Its bright side sees the sun!
Hail, saintly realm!
Those seeds of greatness in the human soul
Sown when, created first, it saw God's Face,
Re-sown when it beheld its great Redeemer's,
Mature themselves in your inspiring clime,
Energies, instincts, spiritual faculties
Proportioned to that spiritual universe
Man's destined heritage, and greater far
Than all God's visible worlds—‘My portion Thou.’
O noble, travailing Soul! that generatest
A greater Soul, and heavenlier than thyself,—
A greater, yet in part the same—rejoice!
The worm one day shall soar!
All praise to Him
Who made the Militant State, so brave, so fair;
It takes us far upon the heavenward road:
All praise to Him Who made the Suffering State;
It lays us down before the gate of Heaven.
The first waged war on things external half,
The last on that interior foe—Self-Love,
Specious Self-Love, that ‘subtlest beast of the field,’
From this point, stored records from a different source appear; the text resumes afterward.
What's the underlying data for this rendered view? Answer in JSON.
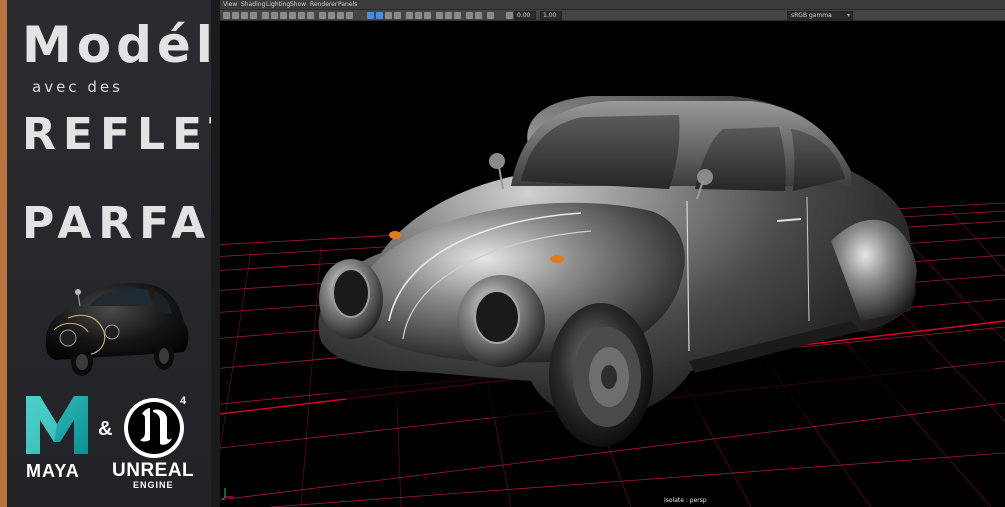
{
  "promo": {
    "title_line1": "Modéliser",
    "title_line2": "avec des",
    "title_line3": "REFLETS",
    "title_line4": "PARFAITS",
    "amp": "&",
    "maya_label": "MAYA",
    "unreal_label": "UNREAL",
    "unreal_sub": "ENGINE",
    "ue_badge": "4",
    "accent_color": "#b8743f",
    "maya_color": "#19a6a6"
  },
  "viewport": {
    "menu": [
      "View",
      "Shading",
      "Lighting",
      "Show",
      "Renderer",
      "Panels"
    ],
    "toolbar": {
      "field1_value": "0.00",
      "field2_value": "1.00",
      "color_space": "sRGB gamma"
    },
    "hud_label": "Isolate : persp",
    "grid_color": "#e0204a"
  }
}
That Serpent old which round man's inmost being
Winds itself, fold on fold. A touch all fire
Unrings it: to its victim's feet it falls.
Self-love extinct, true Love stands up delivered:
The two Commandments crowned resume their sway
The second in sublime subordination:
Man's eyes are opened; man beholds his God.
O sons of earth, if this be Purgatory,
What thing is Heaven itself?
 

See Dante's Purgatorio, canto xxxiii.